Alex Sigmund, DVM, DACVO, shares his expertise on dealing with ocular emergencies on this episode of The Vet Blast Podcast presented by dvm360.

Although they are bound to enter the veterinary clinic at some point, not all veterinarians are as excited about the eyes as this week’s guest, Alex Sigmund, DVM, DACVO. To help general practitioners feel more comfortable when a ocular emergency comes into their clinic, Adam Christman, DVM, MBA, and Sigmund chat about the common ocular emergencies general practitioners could see, and how to go about diagnosing and treating them.

Below is a partial transcript

Adam Christman, DVM,MBA: et's start with the basic one, because these are the ones that people tend to scream at when they have, like, proptosis eye coming down. So you know, What? What? How do we stabilize that kind of a patient?

Alex Sigmund, DVM, DACVO: Yeah, when a proptosis comes in, it is usually a trauma, unless you are a pug, [or] brachycephalic dog, where their eyes can just kind of pop out sometimes if they fall off the couch, but usually it's going to be a traumatic injury. And so you do want to assess this patient with a physical exam, make sure you don't see any other signs of trauma. Because a lot of times we get a little excited Well, I do about the eye, and there is the rest of the body you got to worry about, so you want to make sure that there's no puncture wounds, other things that you need to worry about, if this was like a dog fight or hit by car or something like that. These are emergencies that need to be addressed sooner rather than later, because when that eye is proptosis, it has a lot of tension on the optic nerve, which is only going to lessen their visual prognosis.

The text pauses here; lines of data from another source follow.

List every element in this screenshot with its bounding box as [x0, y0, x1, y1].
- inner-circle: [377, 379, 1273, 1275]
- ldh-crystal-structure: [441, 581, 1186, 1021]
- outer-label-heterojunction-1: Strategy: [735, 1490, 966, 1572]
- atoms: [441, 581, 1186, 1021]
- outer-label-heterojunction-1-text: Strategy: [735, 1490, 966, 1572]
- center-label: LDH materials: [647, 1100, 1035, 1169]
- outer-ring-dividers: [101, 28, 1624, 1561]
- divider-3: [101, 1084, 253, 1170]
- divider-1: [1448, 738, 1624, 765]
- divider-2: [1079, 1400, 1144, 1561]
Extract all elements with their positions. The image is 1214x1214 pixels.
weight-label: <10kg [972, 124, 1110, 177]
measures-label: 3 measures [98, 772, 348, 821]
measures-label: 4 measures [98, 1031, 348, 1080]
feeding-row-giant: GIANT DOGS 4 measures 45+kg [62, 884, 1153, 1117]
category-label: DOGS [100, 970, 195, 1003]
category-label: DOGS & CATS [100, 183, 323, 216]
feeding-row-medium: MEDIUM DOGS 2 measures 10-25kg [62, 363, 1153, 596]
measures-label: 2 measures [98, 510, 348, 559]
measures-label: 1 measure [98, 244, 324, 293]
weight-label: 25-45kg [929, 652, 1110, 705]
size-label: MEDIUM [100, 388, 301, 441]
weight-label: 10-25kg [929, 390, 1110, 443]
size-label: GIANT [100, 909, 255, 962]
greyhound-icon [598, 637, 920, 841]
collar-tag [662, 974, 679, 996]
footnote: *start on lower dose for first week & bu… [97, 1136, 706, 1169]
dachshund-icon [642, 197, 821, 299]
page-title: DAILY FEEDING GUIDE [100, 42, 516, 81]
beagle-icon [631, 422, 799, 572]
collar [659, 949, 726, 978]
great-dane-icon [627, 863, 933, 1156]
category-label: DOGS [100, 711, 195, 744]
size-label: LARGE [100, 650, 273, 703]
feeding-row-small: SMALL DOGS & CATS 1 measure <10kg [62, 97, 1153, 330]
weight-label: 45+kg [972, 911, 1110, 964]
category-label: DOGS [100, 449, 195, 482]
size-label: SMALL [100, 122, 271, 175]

So there are a few things to look at when you're trying to assess whether this eye should go back or not. And I think kind of the biggest one to remember is how much blood is there. If there is a lot of blood around this eye, then it probably does not need to go back and it should just be a nucleated now, if this is a relatively clean proptosis where there's just a little bit of subconjunctible hemorrhage, and those are ones, I'm going to be more willing to put back and, you know, replace them. If there's a ton of blood inside of the eye, then I'm also a little bit worried about trauma inside of the eye that we just can't see because you can't have these compressive injuries that actually that sounds really bad, crack the inside of the eye without rupturing it and those dogs do not do well either.